The Bank of England sounded the alarm about a boom in buy-to-let lending, citing it as one of the key risks to Britain’s financial stability.

The Bank’s Financial Policy Committee said it would “closely monitor” the market, voicing concerns that loans were being too easily offered to people wanting to play landlord, and that the mortgage controls in place were weaker than borrowers would face if applying for a loan for a home of their own.

Lenders’ underwriting standards are under review by Bank of England regulators. Some of the smaller, so-called “challenger” banks have been particularly attracted by the buy-to-let sector because of the potential returns it offers. But in a clear shot across the industry’s bows, the FPC said it stood “ready to take action, if necessary, to protect and enhance financial stability” if the sector looked as if it could endanger Britain’s economic health. In the Budget, Chancellor George Osborne increased stamp duty on buy-to-let properties and second homes in what was billed as an “attack on landlords”.

The sector has boomed since 2008, with the outstanding stock of buy-to-let lending growing by 5.9 per cent a year, on average, compared with only 0.3 per cent growth in the stock of lending to owner-occupiers. According to the FPC, “buy-to-let borrowers may be more vulnerable to an unexpected rise in interest rates or a fall in income, which could exacerbate the scale of a fall in house prices”.

The committee has already found that credit loss rates incurred on buy-to-let loans in the UK have been running at about twice those incurred on loans to owner-occupiers. The Bank is also worried about the risk to the UK of a downturn in emerging markets – a key reason for this being incorporated into bank stress tests – and its vulnerability to rising interest rates. Rates remain at historically low levels, with recent inflation data having delayed even a modest rise until next year.

The Bank’s biannual Financial Stability Report cited four other major threats to financial stability beyond the domestic housing market. One was the possible threat from emerging economies, to which the UK financial system “has substantial exposures”. It particularly stressed the fragility of China’s financial system, where the ratio of debt to GDP has soared to close to 200 per cent in recent years.
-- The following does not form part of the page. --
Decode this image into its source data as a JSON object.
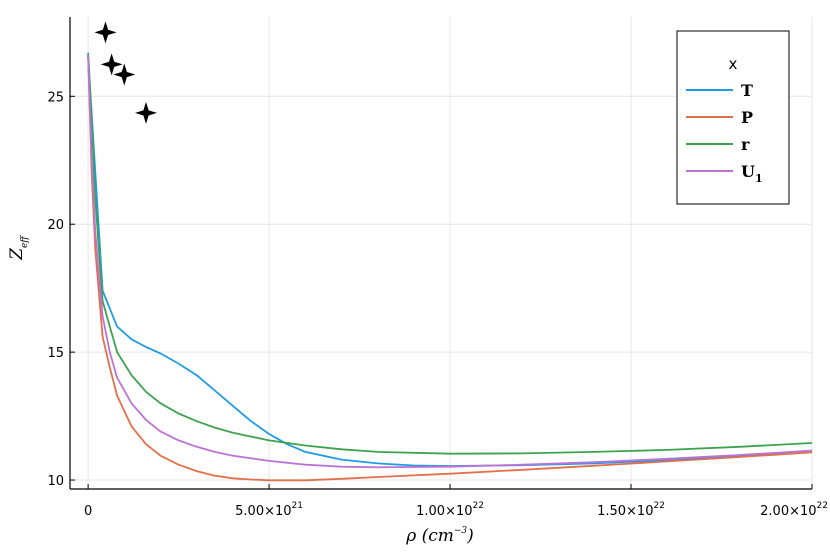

It noted that direct claims by UK banks in the second quarter of 2015 represented 340 per cent of their tier-one capital.

One of the global scenarios modelled by the Bank in its latest banking stress test was a collapse in China’s growth rate. Another was general fragility in global financial markets after a long period of ultra-low interest rates in the developed world, which may have led investors to undervalue assets.

Another risk was the UK’s large current account deficit which hit more than 6 per cent of GDP in 2014. The Bank said a persistent current account deficit could lead to a sudden outflow of capital and a collapse of sterling. The final risk was cyber attacks on banks.